Daftar Prediksi Cuaca per Kota pada 21 Februari 2026
| Kota | Provinsi | Intensitas Hujan | Curah (mm) | Catatan |
|---|---|---|---|---|
| Jakarta | DKI Jakarta | Hujan Lebat | 45‑70 | Visibilitas menurun, potensi banjir lokal |
| Bandung | Jawa Barat | Hujan Ringan‑Sedang | 30‑45 | Angin kencang 30‑40 km/jam |
| Surabaya | Jawa Timur | Hujan Lebat | 50‑80 | Terjadi sejak sore |
| Medan | Sumatera Utara | Hujan Lebat | 55‑70 | Potensi banjir di daerah rendah |
| Palembang | Sumatera Selatan | Hujan Sedang | 40‑55 | Waspada genangan air sore hari |
| Denpasar | Bali | Hujan Ringan | 20‑35 | Cuaca berawan tebal di pagi hari |
| Yogyakarta | D.I. Yogyakarta | Hujan Ringan‑Sedang | 30‑45 | Angin berhembus ringan |
| Semarang | Jawa Tengah | Hujan Ringan‑Sedang | 35‑50 | Potensi hujan lebat sore hari |
| Banjarmasin | Kalimantan Selatan | Hujan Ringan | 25‑40 | Cuaca tetap berawan |
| Pontianak | Kalimantan Barat | Hujan Ringan‑Sedang | 30‑45 | Angin lemah |
Reaksi Pemerintah Daerah dan Upaya Mitigasi
Setiap pemerintah kota yang masuk dalam daftar peringatan dini telah mengaktifkan Satpol PP dan tim kebencanaan setempat. Di Jakarta, Dinas Penanggulangan Bencana (DPB) mengumumkan akan menambah posko evakuasi di wilayah Rawamangun, Cengkareng, dan Duren Sawit. Sementara di Bandung, Badan Penanggulangan Bencana Daerah (BPBD) menyiapkan pompa air portabel untuk mengantisipasi genangan di daerah rawan banjir.
Di Surabaya, BPBD Kota Surabaya bekerjasama dengan Badan Meteorologi, Klimatologi, dan Geofisika (BMKG) setempat untuk menyebarkan peringatan via aplikasi “Satu Data” dan media sosial. “Kami menasihati warga untuk tidak keluar rumah bila hujan mulai deras, serta menghindari perjalanan di jalan‑jalan rendah,” ujar Kepala BPBD Surabaya, Siti Nurhaliza.
Tips Praktis Bagi Warga Menghadapi Hujan Ekstrem
Berikut langkah-langkah yang disarankan oleh BMKG dan lembaga penanggulangan bencana:
- Periksa kondisi atap, talang, dan selokan rumah sebelum hujan tiba.
- Siapkan ember atau wadah penampung air untuk mengantisipasi banjir kecil.
- Hindari perjalanan darat pada sore‑malam, terutama di daerah rawan tanah longsor.
- Jika berada di area rawan banjir, pindahkan barang berharga ke tempat tinggi.
- Ikuti informasi terkini melalui kanal resmi BMKG, Dinas Sosial, dan media lokal.
Proyeksi Musim Hujan Selanjutnya
Setelah masa puncak Januari‑Februari, BMKG memperkirakan curah hujan akan mulai melandai pada Maret.
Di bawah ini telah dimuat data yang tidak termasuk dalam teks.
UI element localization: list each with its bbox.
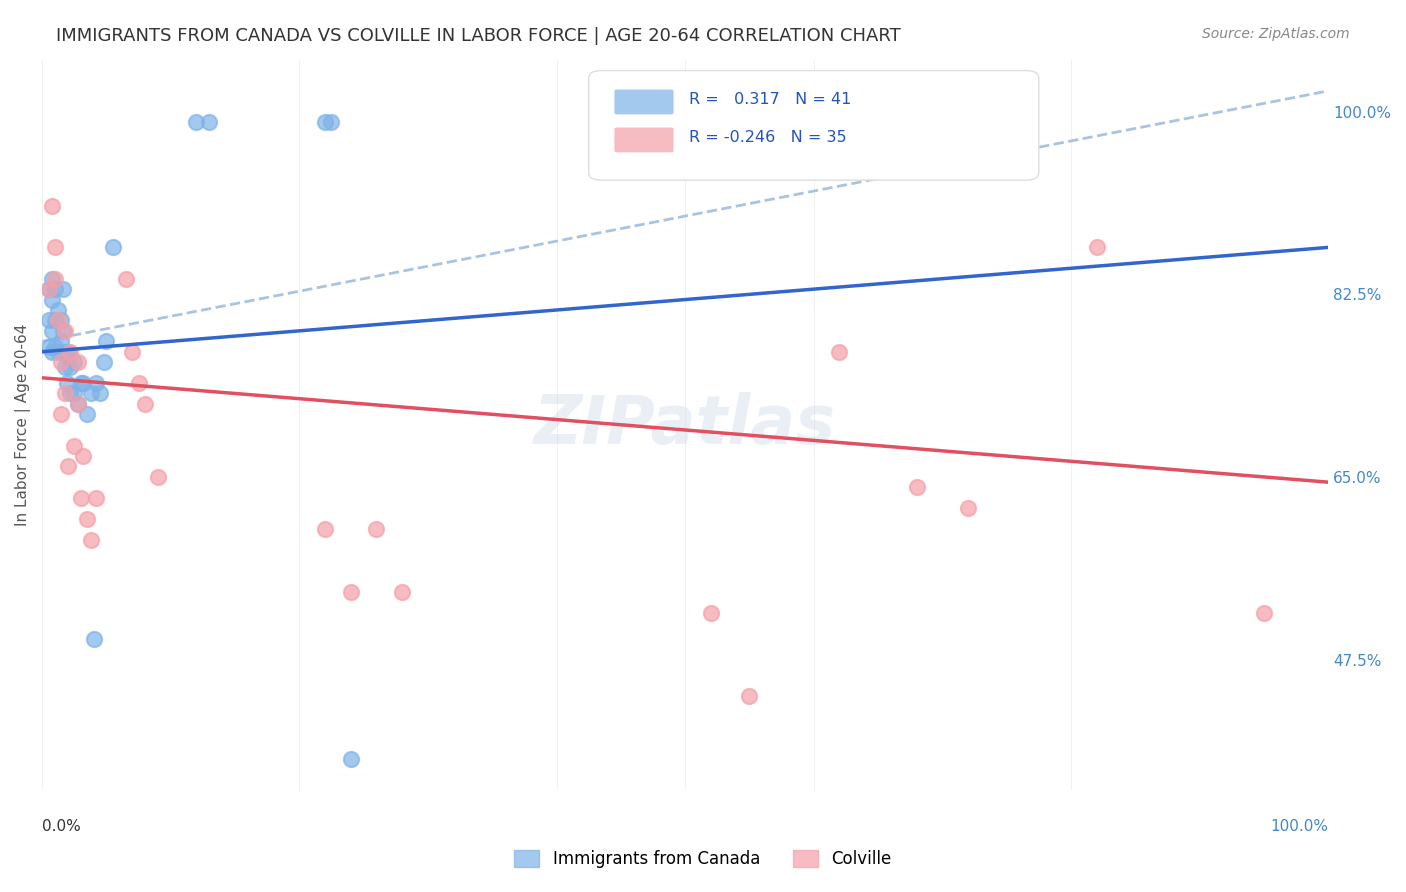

Namun, potensi hujan dengan intensitas tinggi masih dapat muncul secara sporadis di wilayah Indonesia barat dan tengah. “Masyarakat harus tetap waspada hingga akhir Februari, karena pola hujan belum stabil,” kata Teuku Faisal Fathani dalam konferensi pers yang dilansir dari Antara News.
Dengan penurunan intensitas hujan yang diproyeksikan pada minggu depan, pemerintah daerah diharapkan dapat melakukan evaluasi dampak dan memperbaiki infrastruktur drainase yang masih rawan.
“Kesiapsiagaan bukan hanya tugas pemerintah, melainkan tanggung jawab bersama antara warga, LSM, dan sektor swasta,” ujar Sekretaris Jenderal BMKG, Rudi Hartono.
Semua pihak diimbau untuk terus memantau pembaruan prakiraan cuaca melalui situs resmi BMKG (bmkg.go.id) dan aplikasi seluler resmi.